07 janeiro 2024

Ecologia, comportamento, cultura

A. Irwing Hallowell

Mesmo que as capacidades para o uso de instrumentos já existissem entre os primatas arborícolas, como poderiam estas criaturas ter descoberto, explorado e desenvolvidos as propriedades da pedra, pelo emprego de técnicas de transformação, nas indústrias líticas de uma determinada tradição de [fratura] de instrumentos, se passavam relativamente pouco tempo no chão? Como poderia o fogo ter-se tornado importante na vida de primatas confinados a um nicho arbóreo? Foi a vida no chão que ofereceu o ensejo para a descoberta de novas fontes de alimento e possibilitou a passagem para uma dieta carnívora e de alimentos cozidos que, por fim, levaram, possivelmente através de uma etapa intermediária de necrofagia, à caça de mamíferos de grande porte. Se considerarmos a postura erecta e a locomoção bípede como características genéricas decisivas na diferenciação estrutural e comportamental homínida, veremos que a adaptação terrestre que as acompanhou produziu mudanças radicais nas relações ecológicas dos homínidas que se encontram em processo de evolução, principalmente quando comparados com os seus antepassados primatas e com os macacos e antropoides adaptados às árvores. Funções motoras já existentes, como a preensão, foram liberadas para outros usos, e as funções discriminativas da visão binocular estereoscópica facilitaram novos desenvolvimentos das habilidades tácteis, da destreza manual e, provavelmente, das imagens visuais, que finalmente se tornaram cada vez mais mediadas pelo nível mais complexo da organização cortical, tornado possível graças à expansão do cérebro.
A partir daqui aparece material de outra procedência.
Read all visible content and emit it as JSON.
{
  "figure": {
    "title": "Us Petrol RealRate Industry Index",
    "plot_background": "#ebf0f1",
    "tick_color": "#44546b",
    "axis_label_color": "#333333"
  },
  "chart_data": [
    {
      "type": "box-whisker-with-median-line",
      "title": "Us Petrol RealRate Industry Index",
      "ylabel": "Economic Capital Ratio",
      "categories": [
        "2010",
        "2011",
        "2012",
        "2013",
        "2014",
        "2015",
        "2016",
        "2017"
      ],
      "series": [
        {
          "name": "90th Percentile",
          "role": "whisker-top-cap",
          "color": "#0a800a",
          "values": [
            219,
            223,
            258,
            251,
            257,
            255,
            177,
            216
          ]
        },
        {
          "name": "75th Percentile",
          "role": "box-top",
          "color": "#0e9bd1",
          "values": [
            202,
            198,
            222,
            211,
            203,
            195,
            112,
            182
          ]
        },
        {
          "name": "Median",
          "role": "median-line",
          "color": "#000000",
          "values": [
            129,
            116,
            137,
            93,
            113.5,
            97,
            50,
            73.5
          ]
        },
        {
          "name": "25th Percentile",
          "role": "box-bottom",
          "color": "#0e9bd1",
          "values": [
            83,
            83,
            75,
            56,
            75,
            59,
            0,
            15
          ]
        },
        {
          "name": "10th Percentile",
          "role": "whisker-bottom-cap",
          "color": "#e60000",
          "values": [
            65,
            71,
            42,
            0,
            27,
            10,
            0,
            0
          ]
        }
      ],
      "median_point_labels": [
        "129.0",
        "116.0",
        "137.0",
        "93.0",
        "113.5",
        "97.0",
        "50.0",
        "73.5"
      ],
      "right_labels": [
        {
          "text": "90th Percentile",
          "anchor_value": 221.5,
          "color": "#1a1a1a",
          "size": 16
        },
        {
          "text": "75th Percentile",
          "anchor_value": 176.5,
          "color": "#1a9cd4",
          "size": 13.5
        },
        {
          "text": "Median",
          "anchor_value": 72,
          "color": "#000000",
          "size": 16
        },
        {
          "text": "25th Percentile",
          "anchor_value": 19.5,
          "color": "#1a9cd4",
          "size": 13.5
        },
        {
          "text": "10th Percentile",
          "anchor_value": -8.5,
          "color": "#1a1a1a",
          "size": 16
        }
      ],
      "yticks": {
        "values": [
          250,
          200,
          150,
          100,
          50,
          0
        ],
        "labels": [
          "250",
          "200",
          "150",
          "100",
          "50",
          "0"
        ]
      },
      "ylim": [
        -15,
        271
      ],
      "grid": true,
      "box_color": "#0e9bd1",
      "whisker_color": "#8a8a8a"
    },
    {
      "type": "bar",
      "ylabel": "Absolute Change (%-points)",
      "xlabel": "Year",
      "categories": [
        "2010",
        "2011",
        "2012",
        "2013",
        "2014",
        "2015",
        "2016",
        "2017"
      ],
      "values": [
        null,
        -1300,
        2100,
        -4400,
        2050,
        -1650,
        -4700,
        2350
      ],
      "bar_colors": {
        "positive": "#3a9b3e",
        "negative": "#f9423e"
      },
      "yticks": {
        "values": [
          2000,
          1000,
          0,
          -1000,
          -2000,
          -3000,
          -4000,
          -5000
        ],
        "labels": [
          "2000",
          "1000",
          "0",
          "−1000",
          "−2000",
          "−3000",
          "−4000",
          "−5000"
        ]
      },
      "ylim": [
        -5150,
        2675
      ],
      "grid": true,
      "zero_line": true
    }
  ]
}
Um novo nicho ecológico proporcionou a oportunidade não só para o exercício das potencialidades de comportamento já existentes num outro nível de organização, como também para o desenvolvimento de novos padrões comportamentais. De um ponto de vista ecológico, o habitat terrestre foi o contexto necessário para a etapa protocultural da adaptação homínida que lançou os fundamentos comportamentais para a subsequente adaptação cultural.

Fonte: Hallowell, A. I. 1978. As bases protoculturais da adaptação human. In: Mussolini, G., org. Evolução, raça e cultura, 3ª ed. SP, Nacional & Edusp. Excerto de texto originalmente publicado em 1962.